Conseil : C’est sans contredit l’un des cas les plus difficiles à contester dans des situations de transactions impliquant des cartes non présentes. La seule autre étape de vérification que le client aurait pu ajouter est un SVA, un service de vérification d’adresse, qui valide le code postal du titulaire de la carte afin d’assurer qu’il y a concordance. Toutefois, même avec toutes les pièces du casse-tête en place, si les renseignements relatifs à la carte sont compromis, le marchand a très peu d’éléments en main pour prouver que la transaction était légitime. Une des mesures que vous pouvez adopter, c’est d’évaluer votre rapport de rétrofacturation. Cela vous permettrait d’englober un coût potentiel de rétrofacturation dans votre structure de prix, tout comme le font les grands magasins pour compenser les pertes encourues par les vols.

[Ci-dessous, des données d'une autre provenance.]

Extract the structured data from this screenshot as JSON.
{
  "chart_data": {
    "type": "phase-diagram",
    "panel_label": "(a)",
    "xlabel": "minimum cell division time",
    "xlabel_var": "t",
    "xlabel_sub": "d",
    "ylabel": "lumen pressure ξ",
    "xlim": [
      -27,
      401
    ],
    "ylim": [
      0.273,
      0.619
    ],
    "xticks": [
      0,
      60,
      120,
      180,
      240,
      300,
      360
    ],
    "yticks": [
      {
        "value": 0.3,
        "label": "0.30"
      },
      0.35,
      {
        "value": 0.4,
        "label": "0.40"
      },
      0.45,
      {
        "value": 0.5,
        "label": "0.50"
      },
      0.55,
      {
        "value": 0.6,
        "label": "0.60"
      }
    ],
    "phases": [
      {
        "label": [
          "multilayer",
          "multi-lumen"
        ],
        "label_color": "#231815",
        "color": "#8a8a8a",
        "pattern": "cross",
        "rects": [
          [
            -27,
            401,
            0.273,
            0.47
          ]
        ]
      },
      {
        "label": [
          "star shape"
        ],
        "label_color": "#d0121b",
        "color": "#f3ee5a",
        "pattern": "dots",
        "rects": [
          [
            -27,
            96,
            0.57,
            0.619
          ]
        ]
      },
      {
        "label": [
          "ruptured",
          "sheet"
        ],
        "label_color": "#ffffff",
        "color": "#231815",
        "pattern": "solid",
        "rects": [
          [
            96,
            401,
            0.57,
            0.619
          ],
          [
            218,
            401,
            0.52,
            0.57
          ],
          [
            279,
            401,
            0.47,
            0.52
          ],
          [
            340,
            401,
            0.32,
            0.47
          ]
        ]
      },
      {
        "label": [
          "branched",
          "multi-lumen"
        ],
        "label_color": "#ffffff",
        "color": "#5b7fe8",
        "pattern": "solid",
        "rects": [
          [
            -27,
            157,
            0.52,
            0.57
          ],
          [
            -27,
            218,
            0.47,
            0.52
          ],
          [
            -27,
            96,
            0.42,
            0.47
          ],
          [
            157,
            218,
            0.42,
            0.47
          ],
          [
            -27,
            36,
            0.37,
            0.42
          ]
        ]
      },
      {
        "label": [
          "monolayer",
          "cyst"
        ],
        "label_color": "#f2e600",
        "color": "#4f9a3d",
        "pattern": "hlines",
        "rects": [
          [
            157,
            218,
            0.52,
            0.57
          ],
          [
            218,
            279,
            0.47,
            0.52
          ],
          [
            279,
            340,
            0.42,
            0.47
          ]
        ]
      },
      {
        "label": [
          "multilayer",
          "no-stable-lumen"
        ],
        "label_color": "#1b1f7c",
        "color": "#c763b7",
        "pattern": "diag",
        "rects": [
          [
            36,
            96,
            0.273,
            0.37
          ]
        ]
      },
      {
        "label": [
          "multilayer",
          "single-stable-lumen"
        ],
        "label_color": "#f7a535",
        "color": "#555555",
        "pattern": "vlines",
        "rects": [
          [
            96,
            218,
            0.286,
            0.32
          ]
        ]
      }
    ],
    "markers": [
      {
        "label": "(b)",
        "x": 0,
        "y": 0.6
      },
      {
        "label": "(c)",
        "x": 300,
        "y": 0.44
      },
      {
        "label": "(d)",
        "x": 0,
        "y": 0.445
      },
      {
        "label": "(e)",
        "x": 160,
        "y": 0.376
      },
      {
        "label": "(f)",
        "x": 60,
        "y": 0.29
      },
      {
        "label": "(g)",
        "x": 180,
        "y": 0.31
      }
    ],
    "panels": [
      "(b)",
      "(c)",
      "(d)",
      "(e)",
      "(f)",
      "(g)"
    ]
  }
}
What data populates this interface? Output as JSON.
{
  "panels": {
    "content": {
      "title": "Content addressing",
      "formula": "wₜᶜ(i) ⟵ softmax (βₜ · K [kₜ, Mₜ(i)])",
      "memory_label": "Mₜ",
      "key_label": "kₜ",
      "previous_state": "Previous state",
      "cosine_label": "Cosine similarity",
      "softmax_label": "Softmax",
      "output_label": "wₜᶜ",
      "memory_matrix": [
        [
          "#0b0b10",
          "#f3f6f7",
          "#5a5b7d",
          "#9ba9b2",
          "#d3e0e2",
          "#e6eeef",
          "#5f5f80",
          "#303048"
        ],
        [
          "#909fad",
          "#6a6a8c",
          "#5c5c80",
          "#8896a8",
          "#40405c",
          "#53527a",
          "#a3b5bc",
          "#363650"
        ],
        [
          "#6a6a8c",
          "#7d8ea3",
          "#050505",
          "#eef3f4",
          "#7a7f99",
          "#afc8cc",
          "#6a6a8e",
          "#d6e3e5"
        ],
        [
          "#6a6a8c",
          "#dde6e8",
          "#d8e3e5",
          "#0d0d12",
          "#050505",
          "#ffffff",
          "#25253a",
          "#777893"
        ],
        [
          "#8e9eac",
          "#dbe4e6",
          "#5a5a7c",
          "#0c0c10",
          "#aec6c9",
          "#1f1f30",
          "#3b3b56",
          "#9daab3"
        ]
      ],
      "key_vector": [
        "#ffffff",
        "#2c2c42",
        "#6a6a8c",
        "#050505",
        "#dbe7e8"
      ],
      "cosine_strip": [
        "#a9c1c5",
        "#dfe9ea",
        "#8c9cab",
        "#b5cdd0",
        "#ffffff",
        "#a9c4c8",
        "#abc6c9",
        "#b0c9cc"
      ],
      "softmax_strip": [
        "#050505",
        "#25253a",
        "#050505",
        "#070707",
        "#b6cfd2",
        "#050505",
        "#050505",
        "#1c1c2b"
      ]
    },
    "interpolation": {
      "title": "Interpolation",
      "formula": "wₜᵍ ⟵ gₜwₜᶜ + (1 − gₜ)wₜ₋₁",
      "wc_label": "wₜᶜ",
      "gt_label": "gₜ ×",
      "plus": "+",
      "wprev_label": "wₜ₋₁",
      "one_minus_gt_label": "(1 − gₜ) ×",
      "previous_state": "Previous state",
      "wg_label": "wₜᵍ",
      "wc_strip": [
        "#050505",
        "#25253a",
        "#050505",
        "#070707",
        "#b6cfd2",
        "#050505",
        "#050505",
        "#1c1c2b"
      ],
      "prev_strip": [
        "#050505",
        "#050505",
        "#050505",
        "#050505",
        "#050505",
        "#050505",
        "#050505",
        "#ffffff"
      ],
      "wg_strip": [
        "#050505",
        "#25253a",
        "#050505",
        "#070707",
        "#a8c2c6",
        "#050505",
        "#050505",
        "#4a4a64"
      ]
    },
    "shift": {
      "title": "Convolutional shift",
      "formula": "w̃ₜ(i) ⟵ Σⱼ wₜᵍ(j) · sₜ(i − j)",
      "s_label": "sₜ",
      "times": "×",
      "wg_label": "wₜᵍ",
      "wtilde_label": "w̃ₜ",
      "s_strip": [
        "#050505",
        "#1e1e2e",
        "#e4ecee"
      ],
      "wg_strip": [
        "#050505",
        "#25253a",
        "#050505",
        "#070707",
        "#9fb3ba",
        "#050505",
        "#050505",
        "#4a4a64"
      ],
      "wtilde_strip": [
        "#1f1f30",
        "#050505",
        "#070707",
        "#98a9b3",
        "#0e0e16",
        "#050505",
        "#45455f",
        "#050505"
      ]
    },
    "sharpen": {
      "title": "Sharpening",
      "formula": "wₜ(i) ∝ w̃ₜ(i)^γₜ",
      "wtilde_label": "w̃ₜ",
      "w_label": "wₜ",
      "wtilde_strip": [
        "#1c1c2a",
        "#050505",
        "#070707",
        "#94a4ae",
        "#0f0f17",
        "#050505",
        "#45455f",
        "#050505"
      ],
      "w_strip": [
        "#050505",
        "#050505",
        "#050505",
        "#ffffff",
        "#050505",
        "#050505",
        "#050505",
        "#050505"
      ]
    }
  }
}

En fin de compte, chacun de ces scénarios se conclut par des contestations du titulaire de la carte vis-à-vis des frais facturés, les réglementations des réseaux de cartes appuyant le différend. À la conclusion du différend, si le marchand n’a pas gain de cause, sa seule option est de poursuivre le client à l’extérieur du cadre des réseaux de cartes, peut-être devant les tribunaux. Les réseaux, l’acquéreur (celui qui traite le paiement) ou l’émetteur ne sont pas des policiers. Ils ne détiennent pas l’autorité ou la juridiction de poursuivre en cas de dette que ce soit au pays ou à l’échelle l’internationale.

Intégrez à vos pratiques exemplaires de vous servir de votre bon jugement, de connaître la nature de votre industrie, d’offrir un service client proactif, de peser les avantages et les inconvénients de la vente, et surtout de vous renseigner et de renseigner vos employés.